The fact that the British were able to defeat the French changed the course of North American history. The immediate effect was to make New France a British colony. The transfer of power in the region changed the relationship between Europeans and aboriginals, and the taxes needed by the British from its 13 colonies to the south in order to pay for the exorbitant cost of the Seven Years War were a major cause of the American Revolution. Historians have termed the Battle of the Plains of Abraham the single-most important event following first contact with aboriginals in North America.
But separatists have deemed the battle an inconvenient part of history, unworthy of recognition despite its importance. They, not the “federalists,” are the propagandists, wanting to pick and chose tidbits from history so they can continue to espouse their cause unfettered by the past which reveals the untenable nature of their position.
Their selection in support of their position is similar to the English denying that the 1066 Battle of Hastings forever changed British history, or Americans from the Deep South denying the Confederates lost the Battle of Gettysburg, a turning-point in American history.

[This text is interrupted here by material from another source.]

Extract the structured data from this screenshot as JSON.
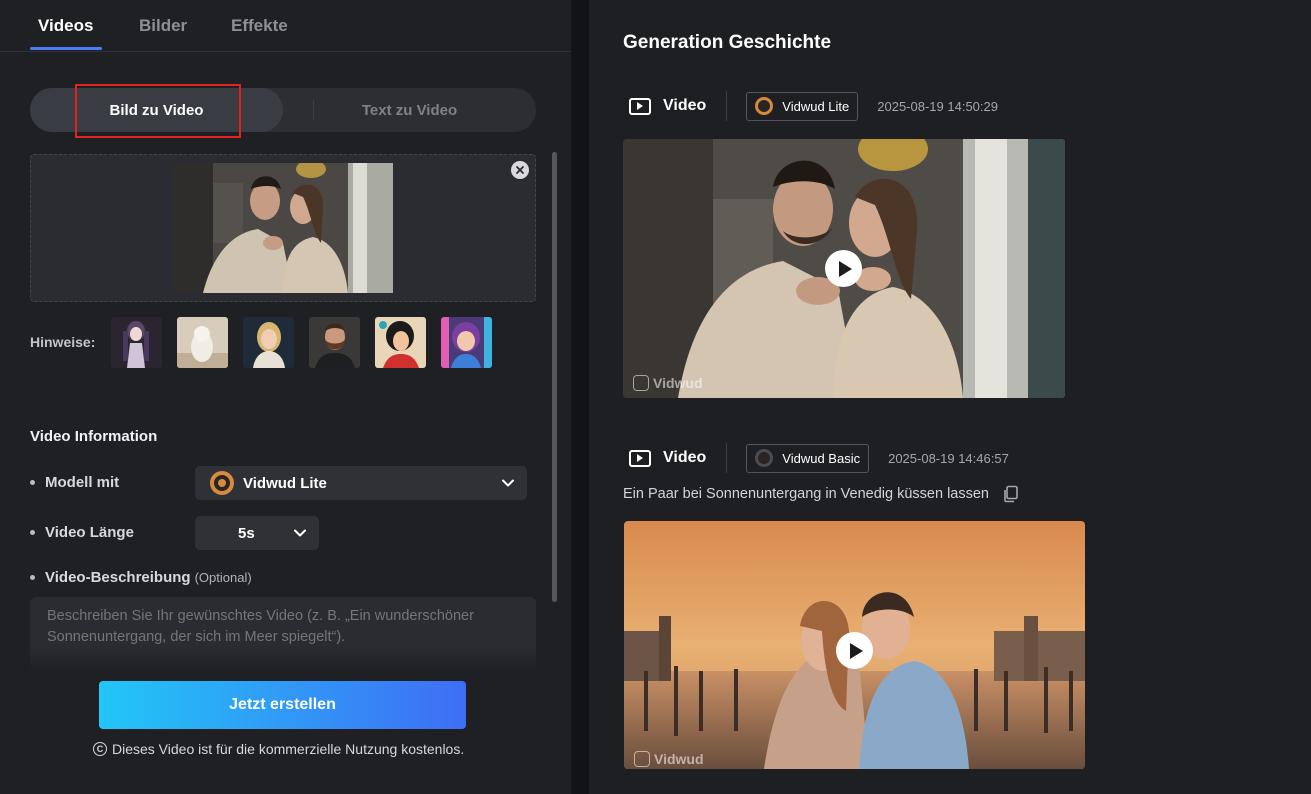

Both battles are re-enacted only for their historical significance by a groups of weekend warriors. The British re-enactors don’t attempt to change history, allowing the side representing the English under King Harold to defeat the side representing the Normans under William the Conqueror, a man of Viking ancestry whose victory marked the beginning of “humiliating” French rule in the British Isles. Nor do Confederate re-enactors try to overturn history and win the Battle of Gettysburg, reversing the “humiliation” suffered by the South at the hands of Northerners. What both groups are re-enacting are poignant moments in history that defined their nations.
Buckling under to the separatists in Québec is another loss in the war to preserve the nation’s history free of political bondage. What separatists will not recognize is that the French king and his political advisers were not overly disappointed to be rid of their costly colony in North America. And, if the colony had been retained by France, it’s likely that Napoleon would have sold it to the Americans — as he did the French holdings centred on the Mississippi River through the Louisiana Purchase — to fund his wars of conquest in Europe.
Following the British conquest of New France, the terms of the Québec Act guaranteed French-Canadians their rights of religion, language and law. When the U.S. took over lands through purchase or conquest, no such rights were ever entrenched.
History has always been a messy affair. Within Canada, the untidiness of history resulted in discrimination against black, Ukrainian immigrants and other groups, a $500 head tax on Chinese immigrants, residential schools designed to take the “Indian” out of aboriginal Canadians, and Japanese-Canadians being interned during the Second War World, this despite RCMP investigations revealing they posed no threat to national security. All these actions are embarrassing in the context of modern Canada as a multicultural society, but they did happen and they cannot be denied.
Denial of Canadian history makes it difficult to learn from past mistakes and make the future better for all Canadians, which includes Québecers. Separatists want the past to disappear so that Québecers do not have the knowledge to contradict their misrepresentations of Canadian history.